I due rettori, presenti anche il professor Valerio Temperini, docente di marketing e servizi e responsabile della convenzione con il Comune, e Domenica Costantini, ricercatrice, entrambi della Politecnica, e il presidente del Consiglio comunale Alessandro Bono, insieme naturalmente al sindaco, hanno incontrato i dirigenti del Comune per un primo confronto su come organizzare lo svolgimento della ricerca che costituisce un fatto forse epocale per Ascoli e un esempio che tanti farebbero bene a seguire.

«Ci muoviamo – ha specificato il sindaco – su quattro focus: 1) Combattere lo spopolamento e rivitalizzare le aree interne, 2) L’aspetto culturale-turistico a 360 gradi per fare del Piceno un luogo di benessere dove chi ci viene sa di potersi sentire meglio, 3) Aumentare la qualità ambientale, 4) Mappatura digitale per rendere il territorio più competitivo. Un lavoro entusiasmante e storico».

E’ stato il professor Gian Luca Gregori, come sempre molto acuto e documentato, a mettere a fuoco contenuti e metodologie della ricerca non senza aver prima sottolineato il proficuo rapporto di collaborazione tra Politecnica e Unicam. Con una premessa però agghiacciante: «Nell’Italia centrale si è creata una frattura. Che prima non c’era. C’è il rischio che alcune aree interne chiudano». E allora sbrighiamoci a trovare il sentiero della rinascita. «Dal 2008 al 2020 – sono i dati snocciolati dal rettore – le Marche hanno perso il 18% del Pil con una consistente quota di ricchezza che si è dunque perduta. Per Ascoli i vari indicatori sociodemografici sono preoccupanti. Le imprese artigiane nel 2010 erano 1.307 e oggi sono 1.103. L’indicatore principale, quello dell’indice di vecchiaia, per il Comune di Ascoli è arrivato a 365, molto superiore a quello della Provincia. Sulla struttura della popolazione quella sopra i 64 anni pesa per il 29%. Altro indicatore negativo è la flessione costante degli stranieri  che fa riflettere: evidentemente non vengono ad Ascoli perché qui non trovano lavoro. Lungo la costa sono di più. Ecco allora la necessità di un approccio strategico altrimenti il rischio è che alcuni territori chiudano da qui ai prossimi anni».

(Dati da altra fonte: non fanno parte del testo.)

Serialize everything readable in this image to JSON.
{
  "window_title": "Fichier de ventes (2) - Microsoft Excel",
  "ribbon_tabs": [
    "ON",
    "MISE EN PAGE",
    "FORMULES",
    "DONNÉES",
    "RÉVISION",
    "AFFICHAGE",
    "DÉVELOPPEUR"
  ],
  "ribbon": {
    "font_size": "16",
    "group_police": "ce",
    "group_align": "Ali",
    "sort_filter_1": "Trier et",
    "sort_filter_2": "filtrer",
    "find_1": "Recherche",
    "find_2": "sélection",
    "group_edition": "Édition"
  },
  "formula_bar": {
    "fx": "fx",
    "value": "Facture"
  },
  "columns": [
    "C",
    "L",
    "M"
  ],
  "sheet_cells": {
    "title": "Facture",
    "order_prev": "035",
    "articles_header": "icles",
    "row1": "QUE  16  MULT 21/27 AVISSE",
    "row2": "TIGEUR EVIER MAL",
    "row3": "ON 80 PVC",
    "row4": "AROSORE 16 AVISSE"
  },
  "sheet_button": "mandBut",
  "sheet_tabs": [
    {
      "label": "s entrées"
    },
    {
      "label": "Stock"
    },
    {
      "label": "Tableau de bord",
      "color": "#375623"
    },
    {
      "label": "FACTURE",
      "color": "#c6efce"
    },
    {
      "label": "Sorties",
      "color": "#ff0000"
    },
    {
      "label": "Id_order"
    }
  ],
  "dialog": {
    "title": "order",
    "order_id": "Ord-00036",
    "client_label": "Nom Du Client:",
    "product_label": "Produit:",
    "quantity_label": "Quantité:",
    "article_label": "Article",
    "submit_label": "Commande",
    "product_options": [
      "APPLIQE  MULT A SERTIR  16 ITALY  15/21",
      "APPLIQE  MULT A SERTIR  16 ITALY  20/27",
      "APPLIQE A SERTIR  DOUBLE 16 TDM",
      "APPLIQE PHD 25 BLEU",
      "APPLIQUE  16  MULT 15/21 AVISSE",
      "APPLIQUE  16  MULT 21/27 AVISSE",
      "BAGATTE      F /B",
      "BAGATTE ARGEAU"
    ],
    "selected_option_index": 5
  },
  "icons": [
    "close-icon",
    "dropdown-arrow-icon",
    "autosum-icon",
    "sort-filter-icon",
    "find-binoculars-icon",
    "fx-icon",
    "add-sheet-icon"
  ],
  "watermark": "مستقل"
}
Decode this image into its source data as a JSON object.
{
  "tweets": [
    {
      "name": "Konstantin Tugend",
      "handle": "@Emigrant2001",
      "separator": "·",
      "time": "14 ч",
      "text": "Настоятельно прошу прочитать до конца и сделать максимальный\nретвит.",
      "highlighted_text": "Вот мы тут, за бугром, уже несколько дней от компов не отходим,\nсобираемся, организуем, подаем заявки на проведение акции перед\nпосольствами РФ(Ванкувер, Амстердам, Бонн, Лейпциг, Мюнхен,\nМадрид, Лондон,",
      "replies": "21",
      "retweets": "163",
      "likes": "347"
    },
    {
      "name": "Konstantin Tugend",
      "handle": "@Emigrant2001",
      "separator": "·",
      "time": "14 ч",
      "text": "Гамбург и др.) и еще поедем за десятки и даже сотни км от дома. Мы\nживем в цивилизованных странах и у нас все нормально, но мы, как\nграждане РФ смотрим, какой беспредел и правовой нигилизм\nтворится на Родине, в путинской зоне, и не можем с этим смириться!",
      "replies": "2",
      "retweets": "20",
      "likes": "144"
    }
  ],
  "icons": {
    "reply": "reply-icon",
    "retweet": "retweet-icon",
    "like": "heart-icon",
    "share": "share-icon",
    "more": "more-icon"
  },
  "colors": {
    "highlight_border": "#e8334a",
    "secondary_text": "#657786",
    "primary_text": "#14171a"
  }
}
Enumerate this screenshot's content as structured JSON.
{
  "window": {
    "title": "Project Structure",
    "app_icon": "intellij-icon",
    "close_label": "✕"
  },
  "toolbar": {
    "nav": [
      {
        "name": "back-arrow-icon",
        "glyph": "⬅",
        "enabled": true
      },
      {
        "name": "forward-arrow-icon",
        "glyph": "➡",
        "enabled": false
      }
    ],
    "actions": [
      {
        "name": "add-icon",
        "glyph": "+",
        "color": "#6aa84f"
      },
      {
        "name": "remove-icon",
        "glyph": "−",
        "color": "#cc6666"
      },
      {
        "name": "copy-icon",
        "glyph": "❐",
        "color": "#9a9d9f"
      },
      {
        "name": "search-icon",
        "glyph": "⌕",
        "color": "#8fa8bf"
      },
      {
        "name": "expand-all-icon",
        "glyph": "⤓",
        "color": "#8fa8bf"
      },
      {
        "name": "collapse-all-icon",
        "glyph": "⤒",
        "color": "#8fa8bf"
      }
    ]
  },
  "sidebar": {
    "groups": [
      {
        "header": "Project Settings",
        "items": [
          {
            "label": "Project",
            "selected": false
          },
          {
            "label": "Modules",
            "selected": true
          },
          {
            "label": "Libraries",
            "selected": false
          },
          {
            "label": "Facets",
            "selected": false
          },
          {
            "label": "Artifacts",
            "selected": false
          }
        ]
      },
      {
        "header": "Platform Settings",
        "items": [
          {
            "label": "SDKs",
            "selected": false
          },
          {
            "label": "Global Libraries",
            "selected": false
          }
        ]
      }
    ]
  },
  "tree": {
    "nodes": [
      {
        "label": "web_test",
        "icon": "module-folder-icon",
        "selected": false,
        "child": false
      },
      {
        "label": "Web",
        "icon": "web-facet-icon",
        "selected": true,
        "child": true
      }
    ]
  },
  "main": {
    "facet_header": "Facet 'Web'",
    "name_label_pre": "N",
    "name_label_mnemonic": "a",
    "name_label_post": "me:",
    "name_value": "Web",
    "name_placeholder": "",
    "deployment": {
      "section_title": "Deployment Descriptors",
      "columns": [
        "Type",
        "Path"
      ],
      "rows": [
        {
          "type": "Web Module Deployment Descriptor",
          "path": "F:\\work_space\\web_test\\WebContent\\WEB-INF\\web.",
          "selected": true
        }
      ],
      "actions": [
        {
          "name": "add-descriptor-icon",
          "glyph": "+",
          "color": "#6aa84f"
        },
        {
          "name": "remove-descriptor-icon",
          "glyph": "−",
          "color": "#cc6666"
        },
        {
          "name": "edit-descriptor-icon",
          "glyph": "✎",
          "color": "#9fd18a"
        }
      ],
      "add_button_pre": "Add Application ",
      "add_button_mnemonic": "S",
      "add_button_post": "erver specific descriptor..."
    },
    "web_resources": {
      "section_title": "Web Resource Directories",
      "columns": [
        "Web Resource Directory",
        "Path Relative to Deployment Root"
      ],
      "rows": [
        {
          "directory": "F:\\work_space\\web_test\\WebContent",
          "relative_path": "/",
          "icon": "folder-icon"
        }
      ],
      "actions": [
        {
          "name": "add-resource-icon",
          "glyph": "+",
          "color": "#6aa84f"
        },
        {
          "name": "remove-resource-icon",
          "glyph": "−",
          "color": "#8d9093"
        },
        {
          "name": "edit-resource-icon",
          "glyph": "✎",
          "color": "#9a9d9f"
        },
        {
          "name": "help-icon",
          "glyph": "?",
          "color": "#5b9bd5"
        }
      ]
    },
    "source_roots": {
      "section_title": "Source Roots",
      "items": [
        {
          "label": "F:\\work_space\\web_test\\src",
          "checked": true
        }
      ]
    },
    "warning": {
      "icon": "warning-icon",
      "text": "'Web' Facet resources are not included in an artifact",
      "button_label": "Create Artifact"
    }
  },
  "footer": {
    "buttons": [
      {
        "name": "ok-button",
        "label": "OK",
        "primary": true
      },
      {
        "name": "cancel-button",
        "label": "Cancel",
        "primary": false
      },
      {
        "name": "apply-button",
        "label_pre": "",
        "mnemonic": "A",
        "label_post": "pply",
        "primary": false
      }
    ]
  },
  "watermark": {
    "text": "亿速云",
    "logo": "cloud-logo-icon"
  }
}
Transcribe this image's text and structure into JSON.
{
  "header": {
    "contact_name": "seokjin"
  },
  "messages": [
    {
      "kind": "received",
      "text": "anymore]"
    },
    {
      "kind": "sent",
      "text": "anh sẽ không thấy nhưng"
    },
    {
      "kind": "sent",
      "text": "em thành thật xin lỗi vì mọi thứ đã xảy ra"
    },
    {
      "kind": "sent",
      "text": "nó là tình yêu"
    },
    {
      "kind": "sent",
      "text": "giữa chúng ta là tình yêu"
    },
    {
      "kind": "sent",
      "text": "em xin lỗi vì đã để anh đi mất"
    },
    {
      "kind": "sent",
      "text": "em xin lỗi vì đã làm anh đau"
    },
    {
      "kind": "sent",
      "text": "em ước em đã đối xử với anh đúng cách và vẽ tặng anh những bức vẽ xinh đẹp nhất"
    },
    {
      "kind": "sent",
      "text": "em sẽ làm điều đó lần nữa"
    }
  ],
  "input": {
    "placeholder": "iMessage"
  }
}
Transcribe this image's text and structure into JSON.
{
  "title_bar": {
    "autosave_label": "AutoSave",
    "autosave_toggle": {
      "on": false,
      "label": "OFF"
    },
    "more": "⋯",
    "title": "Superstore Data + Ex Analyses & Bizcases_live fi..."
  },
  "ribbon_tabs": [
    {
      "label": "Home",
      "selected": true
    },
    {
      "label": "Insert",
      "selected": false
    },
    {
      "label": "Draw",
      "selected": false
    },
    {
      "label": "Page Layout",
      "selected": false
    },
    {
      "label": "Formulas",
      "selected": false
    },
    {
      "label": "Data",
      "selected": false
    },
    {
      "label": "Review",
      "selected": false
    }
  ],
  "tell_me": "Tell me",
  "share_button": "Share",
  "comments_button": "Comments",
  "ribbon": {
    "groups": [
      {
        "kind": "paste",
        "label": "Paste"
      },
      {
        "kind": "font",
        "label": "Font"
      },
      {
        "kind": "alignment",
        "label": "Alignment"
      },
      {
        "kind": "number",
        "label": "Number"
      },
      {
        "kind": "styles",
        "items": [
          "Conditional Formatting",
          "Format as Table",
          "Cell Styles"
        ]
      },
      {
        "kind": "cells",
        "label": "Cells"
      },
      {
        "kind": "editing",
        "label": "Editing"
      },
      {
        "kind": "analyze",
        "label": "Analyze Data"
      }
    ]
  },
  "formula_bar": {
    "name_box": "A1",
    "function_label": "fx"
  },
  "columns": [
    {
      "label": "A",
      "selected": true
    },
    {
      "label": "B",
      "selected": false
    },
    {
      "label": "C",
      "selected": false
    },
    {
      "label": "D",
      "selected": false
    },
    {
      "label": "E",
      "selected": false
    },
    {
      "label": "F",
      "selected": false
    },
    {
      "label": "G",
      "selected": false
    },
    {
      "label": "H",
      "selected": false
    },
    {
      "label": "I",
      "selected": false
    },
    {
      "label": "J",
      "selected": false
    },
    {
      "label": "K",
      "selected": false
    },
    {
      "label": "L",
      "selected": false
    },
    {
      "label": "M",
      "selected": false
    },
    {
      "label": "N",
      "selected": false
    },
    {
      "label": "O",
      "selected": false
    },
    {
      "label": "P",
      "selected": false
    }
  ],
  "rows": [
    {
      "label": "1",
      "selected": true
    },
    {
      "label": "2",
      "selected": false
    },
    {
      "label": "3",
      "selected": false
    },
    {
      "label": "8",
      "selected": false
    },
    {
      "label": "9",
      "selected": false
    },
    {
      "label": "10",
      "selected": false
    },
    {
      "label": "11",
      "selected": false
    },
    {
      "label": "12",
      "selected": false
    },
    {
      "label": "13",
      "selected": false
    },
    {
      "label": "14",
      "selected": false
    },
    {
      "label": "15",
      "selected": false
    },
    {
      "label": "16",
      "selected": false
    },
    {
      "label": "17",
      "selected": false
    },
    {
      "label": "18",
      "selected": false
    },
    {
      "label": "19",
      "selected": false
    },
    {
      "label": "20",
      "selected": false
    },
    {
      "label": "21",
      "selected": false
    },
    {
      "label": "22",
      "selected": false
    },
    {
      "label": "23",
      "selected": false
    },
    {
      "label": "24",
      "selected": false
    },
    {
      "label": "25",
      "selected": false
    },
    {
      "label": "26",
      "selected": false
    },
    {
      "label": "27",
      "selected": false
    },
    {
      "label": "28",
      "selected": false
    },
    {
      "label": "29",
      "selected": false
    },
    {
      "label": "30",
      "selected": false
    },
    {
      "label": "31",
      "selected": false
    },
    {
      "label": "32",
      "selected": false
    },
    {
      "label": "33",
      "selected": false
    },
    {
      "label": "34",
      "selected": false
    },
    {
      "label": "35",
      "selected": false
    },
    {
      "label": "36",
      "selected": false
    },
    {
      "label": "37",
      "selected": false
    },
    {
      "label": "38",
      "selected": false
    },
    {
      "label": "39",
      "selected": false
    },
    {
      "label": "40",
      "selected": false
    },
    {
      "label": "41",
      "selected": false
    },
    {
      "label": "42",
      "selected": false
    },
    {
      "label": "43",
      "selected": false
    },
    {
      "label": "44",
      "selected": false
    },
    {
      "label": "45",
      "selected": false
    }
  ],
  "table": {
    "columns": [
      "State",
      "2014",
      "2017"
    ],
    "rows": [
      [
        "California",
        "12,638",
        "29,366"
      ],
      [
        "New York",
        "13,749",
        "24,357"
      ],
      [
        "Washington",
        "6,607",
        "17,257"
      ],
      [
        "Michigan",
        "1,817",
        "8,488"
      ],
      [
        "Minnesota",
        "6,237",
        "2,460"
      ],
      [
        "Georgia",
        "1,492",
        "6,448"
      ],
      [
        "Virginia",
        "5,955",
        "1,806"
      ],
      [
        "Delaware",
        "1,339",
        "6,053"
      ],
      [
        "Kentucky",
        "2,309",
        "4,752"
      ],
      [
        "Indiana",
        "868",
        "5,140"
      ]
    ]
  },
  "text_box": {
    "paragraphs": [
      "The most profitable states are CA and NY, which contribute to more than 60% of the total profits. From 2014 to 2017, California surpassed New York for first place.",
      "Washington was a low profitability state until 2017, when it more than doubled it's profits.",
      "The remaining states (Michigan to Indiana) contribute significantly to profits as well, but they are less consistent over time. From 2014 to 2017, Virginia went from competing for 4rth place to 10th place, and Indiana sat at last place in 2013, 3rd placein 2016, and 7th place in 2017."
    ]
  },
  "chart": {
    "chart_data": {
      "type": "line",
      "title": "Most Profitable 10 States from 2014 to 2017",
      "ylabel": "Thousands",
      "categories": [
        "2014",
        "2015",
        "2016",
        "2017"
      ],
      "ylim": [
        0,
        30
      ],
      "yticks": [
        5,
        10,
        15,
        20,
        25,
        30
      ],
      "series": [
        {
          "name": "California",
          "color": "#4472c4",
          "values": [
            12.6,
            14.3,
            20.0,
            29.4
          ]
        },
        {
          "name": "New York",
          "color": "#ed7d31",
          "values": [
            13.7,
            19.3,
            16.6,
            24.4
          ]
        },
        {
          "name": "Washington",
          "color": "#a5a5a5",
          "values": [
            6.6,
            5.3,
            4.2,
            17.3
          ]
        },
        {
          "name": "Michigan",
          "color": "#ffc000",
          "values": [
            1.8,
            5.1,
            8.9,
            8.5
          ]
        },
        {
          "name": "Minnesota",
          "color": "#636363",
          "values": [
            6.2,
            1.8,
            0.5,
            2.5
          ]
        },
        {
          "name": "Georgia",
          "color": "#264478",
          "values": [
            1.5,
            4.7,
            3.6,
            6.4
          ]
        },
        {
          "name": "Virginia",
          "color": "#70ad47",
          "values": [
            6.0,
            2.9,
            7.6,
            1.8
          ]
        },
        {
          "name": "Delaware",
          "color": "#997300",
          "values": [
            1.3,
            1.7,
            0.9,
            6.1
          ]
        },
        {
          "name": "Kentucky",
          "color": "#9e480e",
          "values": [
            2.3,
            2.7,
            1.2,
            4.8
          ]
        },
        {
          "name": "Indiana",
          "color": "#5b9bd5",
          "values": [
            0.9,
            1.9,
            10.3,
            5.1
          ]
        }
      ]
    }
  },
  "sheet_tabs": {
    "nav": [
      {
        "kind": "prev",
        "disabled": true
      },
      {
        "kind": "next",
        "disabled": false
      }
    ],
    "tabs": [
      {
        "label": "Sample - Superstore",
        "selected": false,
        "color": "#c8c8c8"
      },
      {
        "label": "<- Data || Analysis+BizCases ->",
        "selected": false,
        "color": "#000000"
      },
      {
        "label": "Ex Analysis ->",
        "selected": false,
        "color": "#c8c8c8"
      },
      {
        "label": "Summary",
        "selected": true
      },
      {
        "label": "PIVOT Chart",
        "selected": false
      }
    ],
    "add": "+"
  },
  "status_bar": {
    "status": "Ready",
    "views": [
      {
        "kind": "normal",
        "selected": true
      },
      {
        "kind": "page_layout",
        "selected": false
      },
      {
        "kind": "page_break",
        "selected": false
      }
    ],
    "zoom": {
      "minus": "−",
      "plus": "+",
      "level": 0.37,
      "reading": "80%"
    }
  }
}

«Due sono gli aspetti determinanti – ha continuato Gregori – uno è il mantenimento di quello che abbiamo perché i giovani, lo vediamo nell’Università,  stanno andando verso Nord. Prima molti si fermavano ad Ancona. Oggi non si fermano più nemmeno ad Ancona.  Come si si ottiene il mantenimento? Con le opportunità di lavoro. L’altro aspetto determinante è riuscire ad attirare gli investimenti. Servono le risorse finanziarie naturalmente. Ho notato che il Comune di Ascoli ha attivato progetti molto interessanti capaci di attrarre risorse. Il territorio è un insieme di flussi. Sono flussi, di varia natura, che si spostano da un luogo all’altro e rendono il luogo più ricco o meno ricco».

Il rettore di Unicam, Claudio Pettinari, ha sottolineato anche lui con convinzione la proficua collaborazione che si è instaurata tra Politecnica e Unicam e la validità dei dottorati di ricerca già attivati. «Ci dobbiamo preparare al domani – ha detto – dopo la pandemia il modo di vivere stesso sarà cambiato ed è indispensabile prepararsi. Quali saranno ad esempio le strutture importanti di domani? Quale sarà il rapporto della popolazione con la cultura».

Con l’aiuto di Politecnica e Unicam riuscirà Ascoli a trovare un futuro?